L’avocat Brian Gover, qui défend l’ancien chef de cabinet David Livingston, assure que son client veut aller de l’avant avec le procès, mais qu’ils doivent d’abord être bien préparés.

Les autorités ont déposé des accusations contre David Livingston et son adjointe, Laura Miller, en décembre 2015, en lien avec la destruction de courriels au sujet de la décision du gouvernement libéral ontarien d’annuler deux projets de construction de centrales au gaz naturel. Une décision qui avait été annoncée tout juste avant la campagne électorale provinciale de 2011.

Même si Dalton McGuinty et le Parti libéral ont réussi à obtenir leur réélection, la décision a entraîné une crise politique en raison des coûts de 1,1 milliards $ qu’on dû assumer les contribuables à la suite de l’annulation des projets.

Selon les documents déposés en cour, les accusés ont embauché le conjoint de Laura Miller, un spécialiste de l’informatique qui travaillent notamment pour le Parti libéral, pour nettoyer complètement une vingtaine de disques durs dans le bureau du premier ministre en 2013. Les deux accusés ont nié catégoriquement avoir commis tout geste répréhensible.
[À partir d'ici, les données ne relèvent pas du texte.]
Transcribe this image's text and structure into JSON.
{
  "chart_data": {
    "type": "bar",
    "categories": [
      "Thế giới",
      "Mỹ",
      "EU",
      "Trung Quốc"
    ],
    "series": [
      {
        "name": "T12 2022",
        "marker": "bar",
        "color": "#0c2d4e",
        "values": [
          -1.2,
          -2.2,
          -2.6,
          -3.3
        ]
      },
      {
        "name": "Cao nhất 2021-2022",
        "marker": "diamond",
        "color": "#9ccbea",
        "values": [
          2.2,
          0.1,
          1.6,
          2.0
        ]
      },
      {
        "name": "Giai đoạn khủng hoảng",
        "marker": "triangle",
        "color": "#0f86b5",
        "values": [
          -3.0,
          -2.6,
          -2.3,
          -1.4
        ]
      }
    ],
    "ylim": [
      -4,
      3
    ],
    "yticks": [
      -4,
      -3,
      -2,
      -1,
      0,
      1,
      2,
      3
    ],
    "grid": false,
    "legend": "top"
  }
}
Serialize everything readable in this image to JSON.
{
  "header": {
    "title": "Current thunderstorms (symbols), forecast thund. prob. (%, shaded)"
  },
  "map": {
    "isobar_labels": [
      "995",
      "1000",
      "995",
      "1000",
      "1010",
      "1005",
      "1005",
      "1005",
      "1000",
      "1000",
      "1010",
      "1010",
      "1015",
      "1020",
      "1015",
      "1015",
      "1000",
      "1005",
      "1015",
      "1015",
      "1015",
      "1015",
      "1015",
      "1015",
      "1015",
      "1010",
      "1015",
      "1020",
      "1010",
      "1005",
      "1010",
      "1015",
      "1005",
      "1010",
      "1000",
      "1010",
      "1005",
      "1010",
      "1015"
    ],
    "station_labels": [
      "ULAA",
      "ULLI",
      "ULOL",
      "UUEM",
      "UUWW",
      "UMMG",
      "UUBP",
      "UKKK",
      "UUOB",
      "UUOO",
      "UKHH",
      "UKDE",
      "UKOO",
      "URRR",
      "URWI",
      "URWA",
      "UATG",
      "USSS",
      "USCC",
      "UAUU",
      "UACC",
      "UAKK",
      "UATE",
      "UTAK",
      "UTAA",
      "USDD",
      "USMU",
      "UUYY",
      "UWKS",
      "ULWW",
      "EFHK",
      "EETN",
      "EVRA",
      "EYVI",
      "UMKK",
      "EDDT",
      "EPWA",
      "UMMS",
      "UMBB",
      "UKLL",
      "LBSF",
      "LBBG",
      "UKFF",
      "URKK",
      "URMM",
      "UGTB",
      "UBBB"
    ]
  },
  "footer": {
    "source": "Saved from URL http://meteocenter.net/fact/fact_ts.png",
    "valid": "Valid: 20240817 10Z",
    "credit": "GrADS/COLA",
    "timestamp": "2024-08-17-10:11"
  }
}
«Nous avons maintenu depuis le tout début que ces allégations sont sans fondement», a commenté l’avocat Brian Gover.

Les libéraux ont d’abord refusé de remettre à un comité d’élus les documents reliés à l’annulation des projets prévus à Oakville et à Mississauga. Ce qui a entraîné un vif débat qui a mené à la démission de Dalton McGuinty à titre de premier ministre en octobre 2012. Ce dernier n’a jamais été visé par l’enquête et les policiers ont déclaré qu’il avait offert sa collaboration.

Toutefois, il a continué d’endosser l’annulation des deux projets de centrales au gaz naturel tout en regrettant les coûts élevés de la décision.

Le procès devrait durer six semaines.